Aberystwyth University has written to all the non-UK European students it has offered a place to ask if they would mind waiting until September 2012. It warns it cannot guarantee to find them accommodation this year.

Meanwhile, Edge Hill University in Ormskirk, Lancashire, is placing some of its students in holiday apartments at Pontin's in Southport after campus halls have filled up.

The students will have an en suite swimming pool and supermarket. Bedrooms will also be fitted with TVs – for which the licence will have already been paid.

The emergency measures come as universities have seen the biggest ever scramble for places as thousands of candidates try to enrol before new fee charges of up to £9,000 a year kick in.

Aberystwyth is likely to have more luck persuading European students to delay. Under European Union regulations, they will be entitled to the same subsidy as Welsh domicile students for whom the Welsh Assembly is picking up the tab for any charge above £3,000 a year from September 2012. The university is charging the full £9,000.

It is also introducing a European means-tested bursary worth £1,100.

A university source said: "Aberystwyth is prone to these sorts of problems. It is a small town and it only takes a bit of a nudge – a few hundred students – and it cannot find places." At Edge Hill, the university has seen applications increase four-fold over the past decade.

Peter Mercer, vice-president of the National Union of Students, said: "It is irresponsible for universities to offer places to students when there is not enough local and affordable accommodation in either university or private premises."

Research published yesterday, though, indicates that the same problems are unlikely to occur again. According to the National Foundation for Educational Research, only one in five students say they will not be changing their plans to go to university next year as a result of the fees rise.

In what is probably the most authoritative insight into the impact of the new fees regime, 26 per cent said they would look to a local university so they could stay at home, 17 per cent said they would study for degrees at local further-education colleges – which will charge less – or go abroad to university and 15 per cent had changed their mind about higher education, while 19 per cent said they would only consider universities charging less than £9,000.

No Vacancies

*Accommodation crises have become part and parcel of university life as the percentage of young people enrolling in higher education rises.
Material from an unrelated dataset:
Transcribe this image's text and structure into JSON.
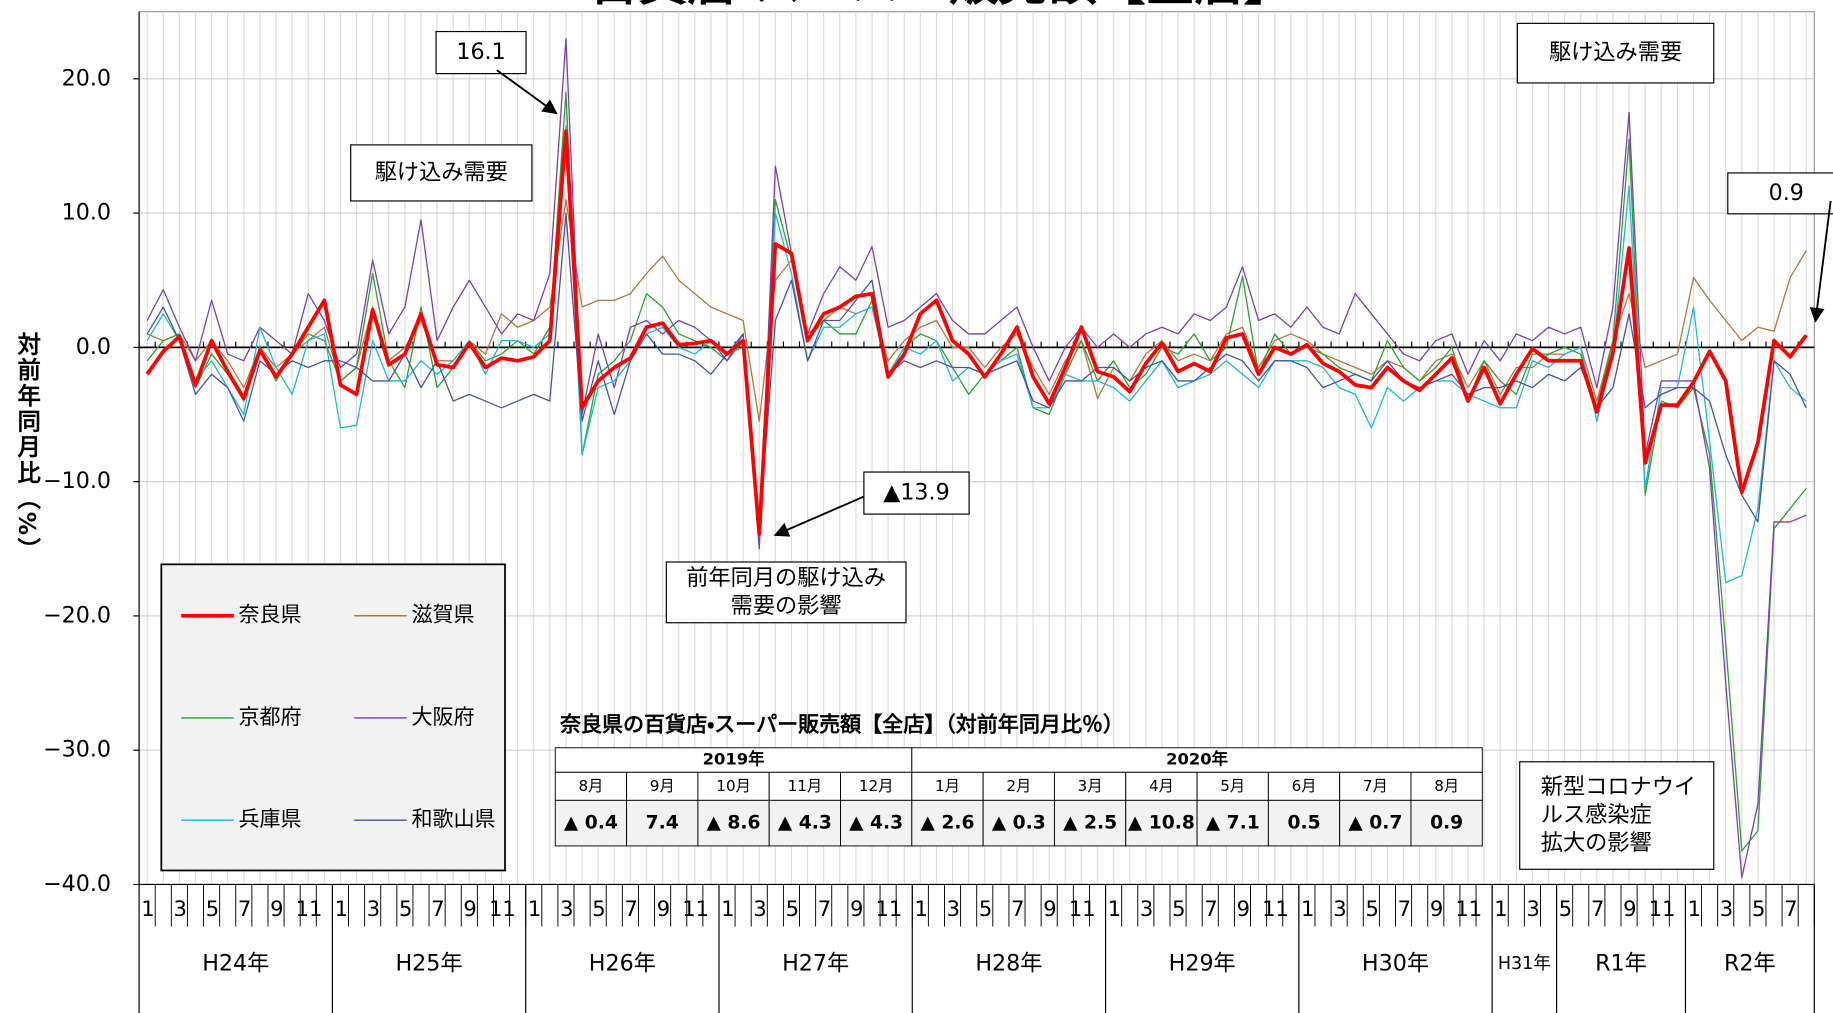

About 45 per cent of this year's school leavers are going on to university, compared with only 6 per cent in the 1960s.

*Three years ago, about 100 students at Aberdeen ended up in a Premier Travel Inn when the university could not find accommodation for them.

*St Andrews University suffered a unique housing crisis five years earlier, when a sudden spike in student numbers was caused by Prince William enrolling as a student. Large numbers of first-year students had to sleep in common rooms, reading rooms and offices as a result.

*The previous year, students at Southampton University found they had to share single rooms with a stranger because of a shortage. Students complained that it was no better than sleeping in a boarding school dormitory. Others were temporarily housed in hotels.